Билли, конечно, иногда замечал эти адские вспышки, но по самой своей натуре не способен был правильно их истолковать. Ум его едва ли достигал той степени тонкой духовной чуткости, благодаря которой самый простодушный человек подчас инстинктивно угадывает близость зла. А потому Билли просто считал, что на каптенармуса иногда что-то находит. Только и всего. Но приятную улыбку и приветливые слова молодой матрос принимал за чистую монету

— ему еще не доводилось слышать поговорки «на языке мед, а под языком лед».

Разумеется, знай наш фор-марсовый за собой какие-нибудь поступки или слова, которые могли навлечь на него гнев каптенармуса, пелена спала бы с его глаз, даже если бы зрение его и не сделалось острее.

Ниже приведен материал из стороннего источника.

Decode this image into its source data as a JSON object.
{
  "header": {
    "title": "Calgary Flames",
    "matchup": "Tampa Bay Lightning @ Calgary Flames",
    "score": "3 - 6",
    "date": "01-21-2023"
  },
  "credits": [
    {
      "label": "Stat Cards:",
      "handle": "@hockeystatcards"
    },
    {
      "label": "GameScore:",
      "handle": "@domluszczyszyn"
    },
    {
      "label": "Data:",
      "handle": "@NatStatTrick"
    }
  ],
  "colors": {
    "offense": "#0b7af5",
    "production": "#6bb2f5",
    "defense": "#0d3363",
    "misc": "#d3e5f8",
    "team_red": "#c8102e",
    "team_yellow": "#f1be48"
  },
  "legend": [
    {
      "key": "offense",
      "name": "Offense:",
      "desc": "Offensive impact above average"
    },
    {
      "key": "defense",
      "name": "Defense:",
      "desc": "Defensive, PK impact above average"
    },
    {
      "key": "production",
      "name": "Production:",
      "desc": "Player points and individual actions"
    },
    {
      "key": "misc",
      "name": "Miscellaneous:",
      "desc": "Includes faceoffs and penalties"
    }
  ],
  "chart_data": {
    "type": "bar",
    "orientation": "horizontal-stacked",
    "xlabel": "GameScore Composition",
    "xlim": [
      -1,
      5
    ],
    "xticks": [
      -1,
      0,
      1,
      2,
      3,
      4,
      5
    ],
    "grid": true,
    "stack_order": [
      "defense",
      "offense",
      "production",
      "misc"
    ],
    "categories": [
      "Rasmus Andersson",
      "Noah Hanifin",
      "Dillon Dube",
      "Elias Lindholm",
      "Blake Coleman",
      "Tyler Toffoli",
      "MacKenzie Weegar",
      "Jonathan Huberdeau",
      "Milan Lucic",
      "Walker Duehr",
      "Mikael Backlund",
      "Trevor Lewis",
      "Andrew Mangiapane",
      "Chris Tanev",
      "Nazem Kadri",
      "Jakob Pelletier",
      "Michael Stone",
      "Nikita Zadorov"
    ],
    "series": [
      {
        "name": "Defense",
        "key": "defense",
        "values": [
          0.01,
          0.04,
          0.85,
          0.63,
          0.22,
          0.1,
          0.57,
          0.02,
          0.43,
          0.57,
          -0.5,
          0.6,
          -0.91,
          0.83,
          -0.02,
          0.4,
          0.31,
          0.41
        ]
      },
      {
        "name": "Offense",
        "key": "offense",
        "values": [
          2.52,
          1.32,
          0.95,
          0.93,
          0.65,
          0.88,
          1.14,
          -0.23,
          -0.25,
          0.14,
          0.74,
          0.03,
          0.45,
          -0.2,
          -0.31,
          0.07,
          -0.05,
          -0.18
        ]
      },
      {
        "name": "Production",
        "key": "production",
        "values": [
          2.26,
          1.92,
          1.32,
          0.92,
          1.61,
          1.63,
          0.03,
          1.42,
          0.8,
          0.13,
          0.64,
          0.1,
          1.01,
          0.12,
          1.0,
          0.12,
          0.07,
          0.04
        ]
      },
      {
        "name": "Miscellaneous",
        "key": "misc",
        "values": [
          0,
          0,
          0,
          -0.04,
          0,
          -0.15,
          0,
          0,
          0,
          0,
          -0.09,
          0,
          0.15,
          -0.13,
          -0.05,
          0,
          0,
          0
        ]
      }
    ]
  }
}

Оставался он слеп и еще к одному обстоятельству. Два унтер-офицера — оружейный мастер и баталер, с которыми он ни разу даже словом не обмолвился, так как по своим обязанностям фор-марсовые вообще с ними не соприкасались, — теперь при случайных встречах начали смотреть на него с неодобрением, неопровержимо свидетельствующим, что смотрящий кем-то настроен против того, кому адресован его взгляд. Но Билли не придал этому ни малейшего значения и ничего не заподозрил, хотя отлично знал, что оружейный мастер и баталер, а также писарь и фельдшер, по морскому обычаю, едят за одним столом с каптенармусом, а потому могли многого от него наслушаться.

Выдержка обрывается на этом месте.